The Pleasure of the Outdated | 2005-2008
The area situated into the Treviso and Venezia districts is workshop of languages, historical
stratifications and quick occupation processes of agricultural lands, subordinated to mobility
requirements of vehicles, goods and people. The patrimony of the urban, landscapist and
anthropological identity is seriously at risk. Part of the agrarian landscape, reclaimed,
shows the marks of devastation, of alterations in agroeconomy and of the new economical
and commercial arrangement which has on many occasions moved towards the coasting areas.
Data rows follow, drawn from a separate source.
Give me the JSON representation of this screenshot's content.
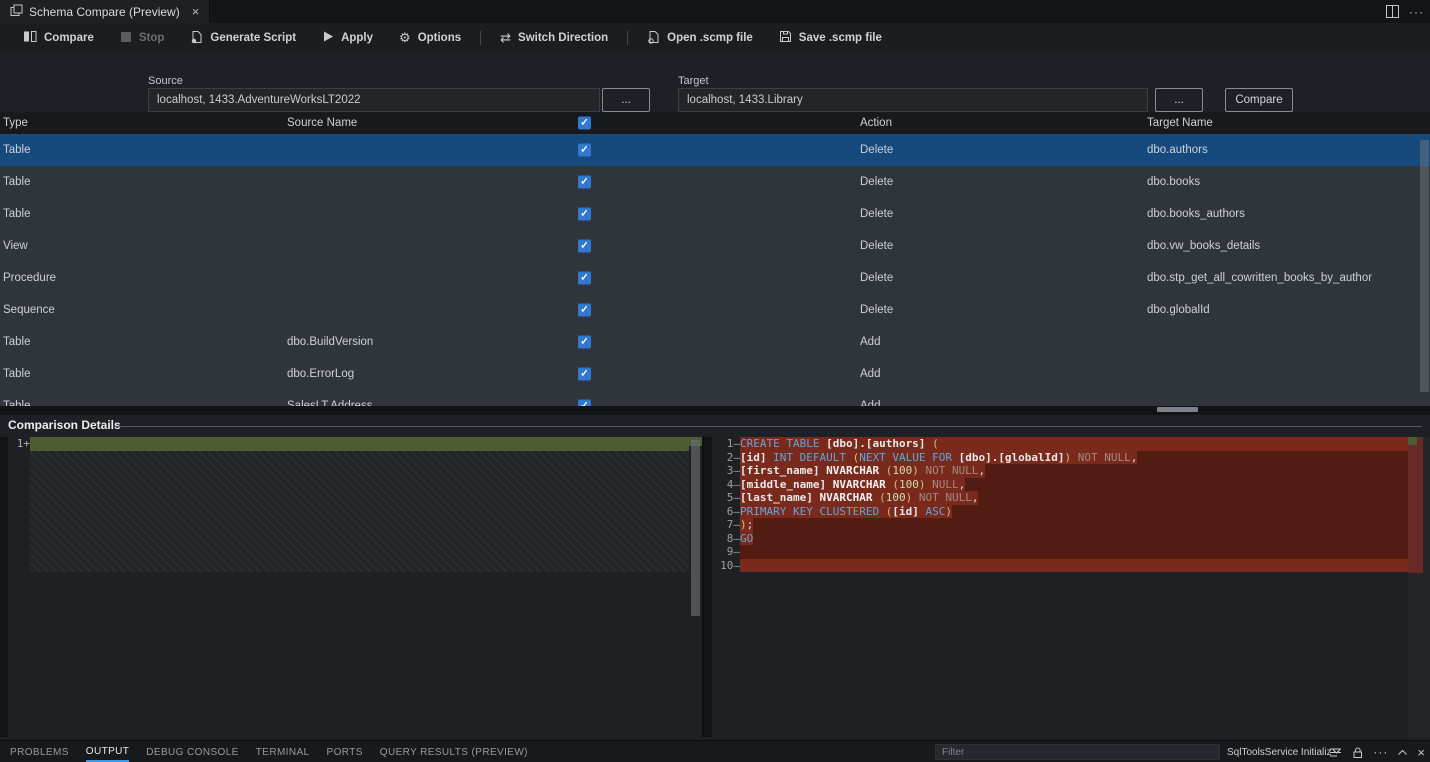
{
  "window": {
    "tab": {
      "title": "Schema Compare (Preview)",
      "close_icon": "×"
    },
    "more_icon": "···"
  },
  "toolbar": {
    "compare": "Compare",
    "stop": "Stop",
    "generate_script": "Generate Script",
    "apply": "Apply",
    "options": "Options",
    "switch_direction": "Switch Direction",
    "open_scmp": "Open .scmp file",
    "save_scmp": "Save .scmp file",
    "options_glyph": "⚙",
    "switch_glyph": "⇄"
  },
  "form": {
    "source_label": "Source",
    "source_value": "localhost, 1433.AdventureWorksLT2022",
    "target_label": "Target",
    "target_value": "localhost, 1433.Library",
    "browse_label": "...",
    "compare_button": "Compare"
  },
  "table": {
    "headers": {
      "type": "Type",
      "source_name": "Source Name",
      "action": "Action",
      "target_name": "Target Name"
    },
    "header_checkbox_checked": true,
    "check_glyph": "✓",
    "rows": [
      {
        "type": "Table",
        "source": "",
        "checked": true,
        "action": "Delete",
        "target": "dbo.authors",
        "selected": true
      },
      {
        "type": "Table",
        "source": "",
        "checked": true,
        "action": "Delete",
        "target": "dbo.books"
      },
      {
        "type": "Table",
        "source": "",
        "checked": true,
        "action": "Delete",
        "target": "dbo.books_authors"
      },
      {
        "type": "View",
        "source": "",
        "checked": true,
        "action": "Delete",
        "target": "dbo.vw_books_details"
      },
      {
        "type": "Procedure",
        "source": "",
        "checked": true,
        "action": "Delete",
        "target": "dbo.stp_get_all_cowritten_books_by_author"
      },
      {
        "type": "Sequence",
        "source": "",
        "checked": true,
        "action": "Delete",
        "target": "dbo.globalId"
      },
      {
        "type": "Table",
        "source": "dbo.BuildVersion",
        "checked": true,
        "action": "Add",
        "target": ""
      },
      {
        "type": "Table",
        "source": "dbo.ErrorLog",
        "checked": true,
        "action": "Add",
        "target": ""
      },
      {
        "type": "Table",
        "source": "SalesLT.Address",
        "checked": true,
        "action": "Add",
        "target": ""
      }
    ]
  },
  "details": {
    "title": "Comparison Details",
    "left": {
      "line_number": "1",
      "marker": "+"
    },
    "right": {
      "marker": "–",
      "lines": [
        {
          "n": "1",
          "full": true,
          "segs": [
            [
              "k",
              "CREATE TABLE "
            ],
            [
              "i",
              "[dbo].[authors] "
            ],
            [
              "p",
              "("
            ]
          ]
        },
        {
          "n": "2",
          "segs": [
            [
              "i",
              "[id] "
            ],
            [
              "k",
              "INT DEFAULT "
            ],
            [
              "p",
              "("
            ],
            [
              "k",
              "NEXT VALUE FOR "
            ],
            [
              "i",
              "[dbo].[globalId]"
            ],
            [
              "p",
              ")"
            ],
            [
              "d",
              " NOT NULL"
            ],
            [
              "w",
              ","
            ]
          ]
        },
        {
          "n": "3",
          "segs": [
            [
              "i",
              "[first_name] "
            ],
            [
              "t",
              "NVARCHAR "
            ],
            [
              "p",
              "("
            ],
            [
              "n",
              "100"
            ],
            [
              "p",
              ")"
            ],
            [
              "d",
              " NOT NULL"
            ],
            [
              "w",
              ","
            ]
          ]
        },
        {
          "n": "4",
          "segs": [
            [
              "i",
              "[middle_name] "
            ],
            [
              "t",
              "NVARCHAR "
            ],
            [
              "p",
              "("
            ],
            [
              "n",
              "100"
            ],
            [
              "p",
              ")"
            ],
            [
              "d",
              " NULL"
            ],
            [
              "w",
              ","
            ]
          ]
        },
        {
          "n": "5",
          "segs": [
            [
              "i",
              "[last_name] "
            ],
            [
              "t",
              "NVARCHAR "
            ],
            [
              "p",
              "("
            ],
            [
              "n",
              "100"
            ],
            [
              "p",
              ")"
            ],
            [
              "d",
              " NOT NULL"
            ],
            [
              "w",
              ","
            ]
          ]
        },
        {
          "n": "6",
          "segs": [
            [
              "k",
              "PRIMARY KEY CLUSTERED "
            ],
            [
              "p",
              "("
            ],
            [
              "i",
              "[id] "
            ],
            [
              "k",
              "ASC"
            ],
            [
              "p",
              ")"
            ]
          ]
        },
        {
          "n": "7",
          "segs": [
            [
              "p",
              ")"
            ],
            [
              "w",
              ";"
            ]
          ]
        },
        {
          "n": "8",
          "segs": [
            [
              "k",
              "GO"
            ]
          ]
        },
        {
          "n": "9",
          "segs": []
        },
        {
          "n": "10",
          "full": true,
          "segs": []
        }
      ]
    }
  },
  "panel": {
    "tabs": [
      "PROBLEMS",
      "OUTPUT",
      "DEBUG CONSOLE",
      "TERMINAL",
      "PORTS",
      "QUERY RESULTS (PREVIEW)"
    ],
    "active_tab": "OUTPUT",
    "filter_placeholder": "Filter",
    "channel_selector": "SqlToolsService Initializ",
    "more_icon": "···",
    "close_icon": "×"
  },
  "colors": {
    "accent": "#3f97e8",
    "row_selection": "#164a7d",
    "checkbox": "#3178d2",
    "diff_added": "#4e5c33",
    "diff_removed": "#531c13",
    "diff_removed_highlight": "#7a2a1c"
  }
}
On the remains of changes of the territory, some marks and fragments of rural archeology
emerge: farmhouses and agricultural ruins where the vegetation, like a virus, has damaged
the architectural structure itself, changing its morphology. Immediate in the observer is mind
reference to the past, the experience of time, memory, the charm of the ruins, the idea of
sublime suggested by Piranesi and Goethe, the promised revelation by this invasion of
disorder and devastation. The fascination issued by these hybrid bodies, territory of
experimentation between architecture and nature, material and vegetable, past and
contemporary, concerns the one who looks at some pure enjoyment of the outdated.
The pleasure and the emotions that one feels looking at them are of an aesthetic nature,
afterwards one feels a distance:
«that one between a past sense, disappeared, and an actual perception, incomplete. The
perception of this margin between two uncertainties, between two unfinished states is the
essential reason of our pleasure… The perception of this margin is the same perception of
the time, erased in the twinkling of an eye wheter by the erudition and the restoration (the
illusory obviousness of the past) or by the sight and the renovation (the illusory obviousness
of the present).»
Marc Augé ‘Ruins and rubble’. The sense of time, Turin, 2004
It almost looks like nature can take care of secrets of the past better than man: decadent but
animated by their own inner life made of plants and animals, extraordinary evidence of memory,
history and culture.
Enjoyment of pure time, pure pleasure of the outdated.